In this sort of situation, how do we analyse Libertas? Its claims to be pro-European are somewhat tainted by his association with far-right nationalist and eurosceptic candidates (notably in France). And the structure of the party makes it even more confusing. It seems to be run like a business, almost franchising the name out with the basic policy of anti-Lisbonism attached. So is run in a top-down fashion? To some extent, I would say so (though I'd say allied parties in other member states need to be appeased in some policy areas in order to imbue Libertas with the pan-European aura), but the manifesto will be interesting to read in this regard.
Will it be decided on by Libertas' members/candidates? Will it be drawn up by the Irish core or will there be a pan-Europe party conference which will vote on a manifesto? Such a conference would be great publicity, but it could also be a PR disaster - what if (as I suspect) Libertas doesn't attract enough pro-Europe yet anti-Lisbon members to balance out the plan eurosceptics? Will top-down control be imposed/reasserted in this event?

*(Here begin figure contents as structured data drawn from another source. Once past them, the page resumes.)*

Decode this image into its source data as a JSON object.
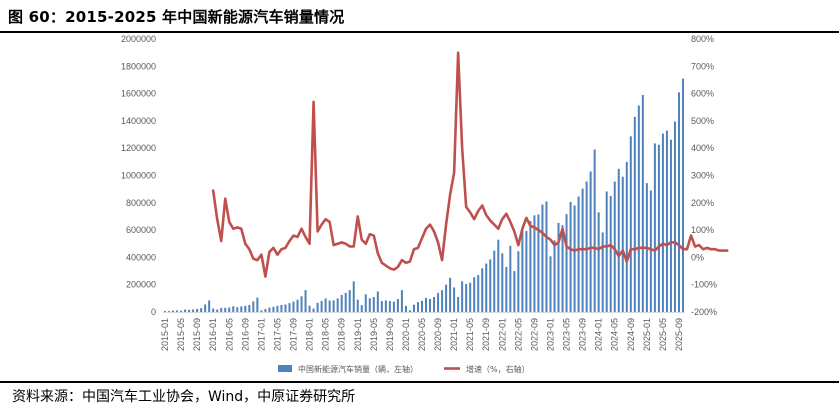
{
  "title": "图 60：2015-2025 年中国新能源汽车销量情况",
  "source": "资料来源：中国汽车工业协会，Wind，中原证券研究所",
  "colors": {
    "bar": "#4f81bd",
    "line": "#c0504d",
    "axis": "#d9d9d9",
    "tick": "#595959"
  },
  "chart_data": {
    "type": "bar+line",
    "title": "图 60：2015-2025 年中国新能源汽车销量情况",
    "left_axis": {
      "min": 0,
      "max": 2000000,
      "step": 200000,
      "tick_labels": [
        "0",
        "200000",
        "400000",
        "600000",
        "800000",
        "1000000",
        "1200000",
        "1400000",
        "1600000",
        "1800000",
        "2000000"
      ]
    },
    "right_axis": {
      "min": -200,
      "max": 800,
      "step": 100,
      "tick_labels": [
        "-200%",
        "-100%",
        "0%",
        "100%",
        "200%",
        "300%",
        "400%",
        "500%",
        "600%",
        "700%",
        "800%"
      ]
    },
    "x_tick_labels": [
      "2015-01",
      "2015-05",
      "2015-09",
      "2016-01",
      "2016-05",
      "2016-09",
      "2017-01",
      "2017-05",
      "2017-09",
      "2018-01",
      "2018-05",
      "2018-09",
      "2019-01",
      "2019-05",
      "2019-09",
      "2020-01",
      "2020-05",
      "2020-09",
      "2021-01",
      "2021-05",
      "2021-09",
      "2022-01",
      "2022-05",
      "2022-09",
      "2023-01",
      "2023-05",
      "2023-09",
      "2024-01",
      "2024-05",
      "2024-09",
      "2025-01",
      "2025-05",
      "2025-09"
    ],
    "series": [
      {
        "name": "中国新能源汽车销量（辆，左轴）",
        "type": "bar",
        "axis": "left",
        "start": "2015-01",
        "values": [
          7000,
          6500,
          11000,
          12000,
          10000,
          18000,
          16000,
          19000,
          23000,
          28000,
          55000,
          85000,
          25000,
          18000,
          30000,
          31000,
          33000,
          42000,
          35000,
          41000,
          45000,
          52000,
          78000,
          105000,
          12000,
          22000,
          32000,
          38000,
          45000,
          51000,
          55000,
          65000,
          76000,
          90000,
          115000,
          160000,
          46000,
          25000,
          67000,
          81000,
          99000,
          84000,
          85000,
          100000,
          125000,
          140000,
          160000,
          225000,
          90000,
          50000,
          130000,
          100000,
          110000,
          150000,
          80000,
          85000,
          80000,
          75000,
          95000,
          160000,
          45000,
          13000,
          53000,
          72000,
          82000,
          103000,
          95000,
          110000,
          140000,
          160000,
          200000,
          250000,
          180000,
          110000,
          225000,
          205000,
          215000,
          255000,
          270000,
          320000,
          355000,
          385000,
          450000,
          530000,
          430000,
          330000,
          485000,
          300000,
          445000,
          596000,
          593000,
          666000,
          708000,
          714000,
          787000,
          810000,
          408000,
          525000,
          653000,
          636000,
          717000,
          806000,
          780000,
          846000,
          904000,
          956000,
          1029000,
          1190000,
          730000,
          583000,
          883000,
          850000,
          955000,
          1049000,
          991000,
          1100000,
          1287000,
          1430000,
          1512000,
          1590000,
          944000,
          890000,
          1235000,
          1225000,
          1307000,
          1329000,
          1262000,
          1395000,
          1609000,
          1710000
        ]
      },
      {
        "name": "增速（%，右轴）",
        "type": "line",
        "axis": "right",
        "start": "2016-01",
        "values": [
          245,
          140,
          60,
          215,
          130,
          105,
          110,
          105,
          50,
          30,
          -5,
          -10,
          10,
          -70,
          20,
          35,
          10,
          30,
          35,
          60,
          80,
          75,
          105,
          75,
          50,
          570,
          95,
          120,
          140,
          130,
          45,
          50,
          55,
          50,
          40,
          40,
          150,
          65,
          50,
          85,
          80,
          15,
          -20,
          -30,
          -40,
          -45,
          -35,
          -10,
          -20,
          -15,
          30,
          35,
          70,
          105,
          120,
          95,
          55,
          -10,
          120,
          230,
          310,
          750,
          400,
          185,
          165,
          140,
          170,
          190,
          155,
          135,
          120,
          105,
          140,
          160,
          130,
          95,
          45,
          105,
          145,
          115,
          110,
          100,
          90,
          75,
          65,
          45,
          55,
          105,
          40,
          30,
          25,
          30,
          30,
          30,
          35,
          35,
          30,
          40,
          40,
          45,
          30,
          5,
          25,
          -15,
          30,
          30,
          35,
          35,
          35,
          30,
          25,
          40,
          50,
          45,
          55,
          55,
          45,
          30,
          30,
          80,
          40,
          45,
          30,
          35,
          30,
          30,
          25,
          25,
          25
        ]
      }
    ]
  }
}
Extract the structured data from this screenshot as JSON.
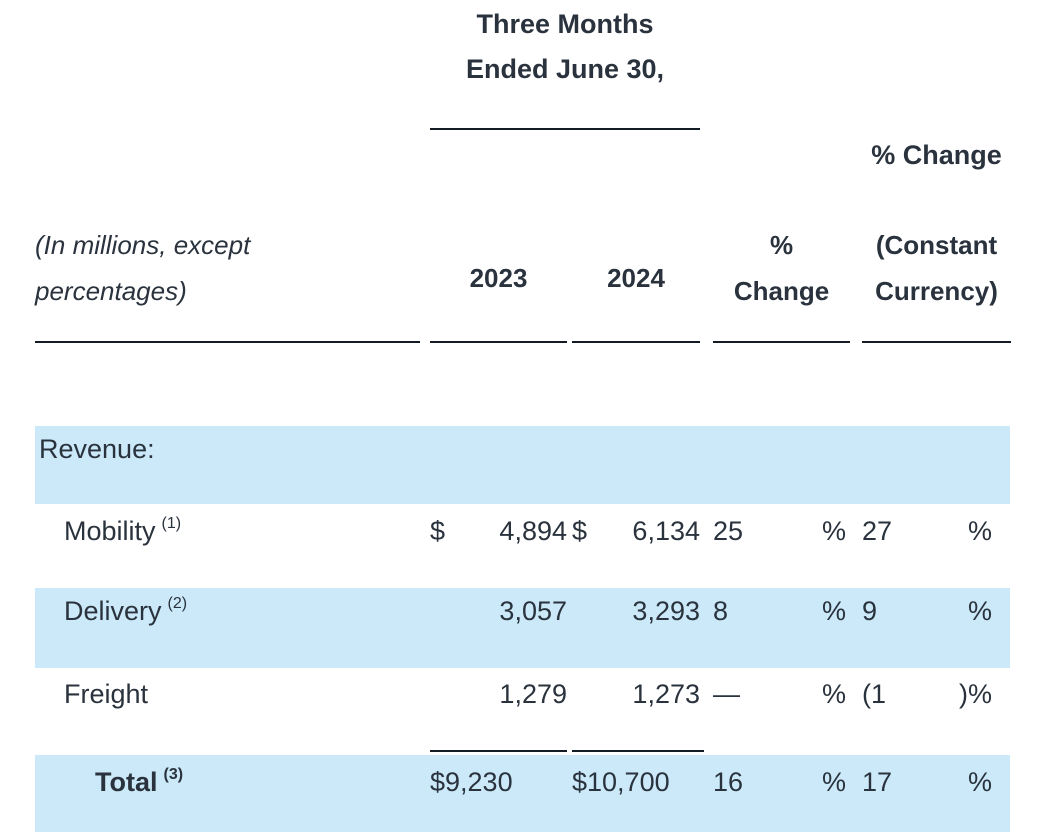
{
  "title": {
    "line1": "Three Months",
    "line2": "Ended June 30,"
  },
  "columns": {
    "note_line1": "(In millions, except",
    "note_line2": "percentages)",
    "y2023": "2023",
    "y2024": "2024",
    "pct_line1": "%",
    "pct_line2": "Change",
    "cc_top": "% Change",
    "cc_line1": "(Constant",
    "cc_line2": "Currency)"
  },
  "table": {
    "section": "Revenue:",
    "rows": [
      {
        "label": "Mobility",
        "sup": "(1)",
        "d2023": "$",
        "v2023": "4,894",
        "d2024": "$",
        "v2024": "6,134",
        "pct": "25",
        "pct_sym": "%",
        "cc": "27",
        "cc_sym": "%"
      },
      {
        "label": "Delivery",
        "sup": "(2)",
        "d2023": "",
        "v2023": "3,057",
        "d2024": "",
        "v2024": "3,293",
        "pct": "8",
        "pct_sym": "%",
        "cc": "9",
        "cc_sym": "%"
      },
      {
        "label": "Freight",
        "sup": "",
        "d2023": "",
        "v2023": "1,279",
        "d2024": "",
        "v2024": "1,273",
        "pct": "—",
        "pct_sym": "%",
        "cc": "(1",
        "cc_sym": ")%"
      }
    ],
    "total": {
      "label": "Total",
      "sup": "(3)",
      "v2023": "$9,230",
      "v2024": "$10,700",
      "pct": "16",
      "pct_sym": "%",
      "cc": "17",
      "cc_sym": "%"
    }
  },
  "colors": {
    "row_highlight": "#cbe9f9",
    "text": "#2a333d",
    "rule": "#131c24"
  }
}
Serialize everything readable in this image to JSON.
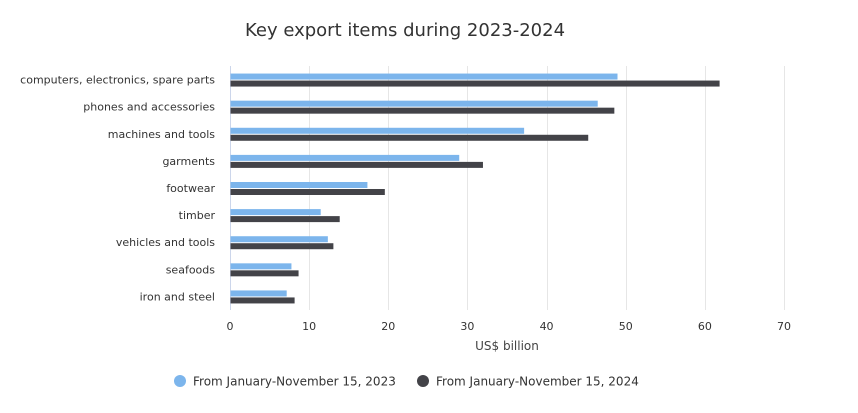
{
  "chart_data": {
    "type": "bar",
    "orientation": "horizontal",
    "title": "Key export items during 2023-2024",
    "xlabel": "US$ billion",
    "ylabel": "",
    "xlim": [
      0,
      70
    ],
    "x_ticks": [
      0,
      10,
      20,
      30,
      40,
      50,
      60,
      70
    ],
    "grid": true,
    "legend_position": "bottom-center",
    "categories": [
      "computers, electronics, spare parts",
      "phones and accessories",
      "machines and tools",
      "garments",
      "footwear",
      "timber",
      "vehicles and tools",
      "seafoods",
      "iron and steel"
    ],
    "series": [
      {
        "name": "From January-November 15, 2023",
        "color": "#7cb5ec",
        "values": [
          48.9,
          46.4,
          37.1,
          28.9,
          17.3,
          11.4,
          12.3,
          7.7,
          7.1
        ]
      },
      {
        "name": "From January-November 15, 2024",
        "color": "#434348",
        "values": [
          61.8,
          48.5,
          45.2,
          31.9,
          19.5,
          13.8,
          13.0,
          8.6,
          8.1
        ]
      }
    ]
  }
}
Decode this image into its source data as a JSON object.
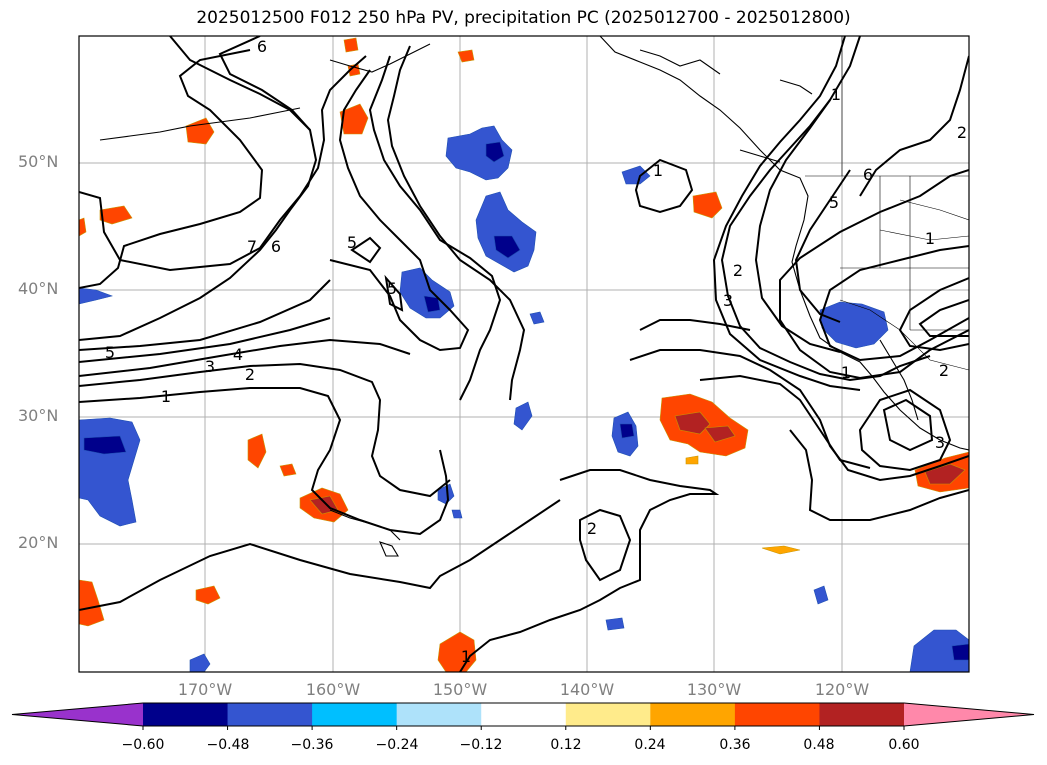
{
  "title": "2025012500 F012 250 hPa PV, precipitation PC (2025012700 - 2025012800)",
  "lat_labels": [
    "50°N",
    "40°N",
    "30°N",
    "20°N"
  ],
  "lon_labels": [
    "170°W",
    "160°W",
    "150°W",
    "140°W",
    "130°W",
    "120°W"
  ],
  "colorbar": {
    "colors": [
      "#9932CC",
      "#00008B",
      "#3455D0",
      "#00BFFF",
      "#AEE2FA",
      "#FFFFFF",
      "#FFEB8B",
      "#FFA500",
      "#FF4500",
      "#B22222",
      "#FF88AA"
    ],
    "tick_labels": [
      "−0.60",
      "−0.48",
      "−0.36",
      "−0.24",
      "−0.12",
      "0.12",
      "0.24",
      "0.36",
      "0.48",
      "0.60"
    ]
  },
  "contour_labels": [
    "6",
    "7",
    "6",
    "5",
    "5",
    "5",
    "4",
    "3",
    "2",
    "1",
    "1",
    "1",
    "2",
    "3",
    "2",
    "1",
    "5",
    "6",
    "2",
    "1",
    "3",
    "2",
    "1"
  ]
}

Another question is the risk of fielding 100+ candidates (enough for almost a 1/7 of EP seats under Nice). Libertas will be judged to some extent on its percentage of successful candidates, though this pressure will not be too great for such an experimental party. So how will its success/failure be measured? And will fielding so many candidates stretch out the party's resources, assuming that funding will not just be limited to the member state in with it is raised?
This quote stood out for me in the EUobserver article:
Mr Ganley... said it was "disgraceful" that taxpayers money was to be used to "inform the Irish people" about the treaty when they had already rejected it.
Damn information campaigns would only confuse people. They wouldn't know if they didn't know so they could vote no, you know?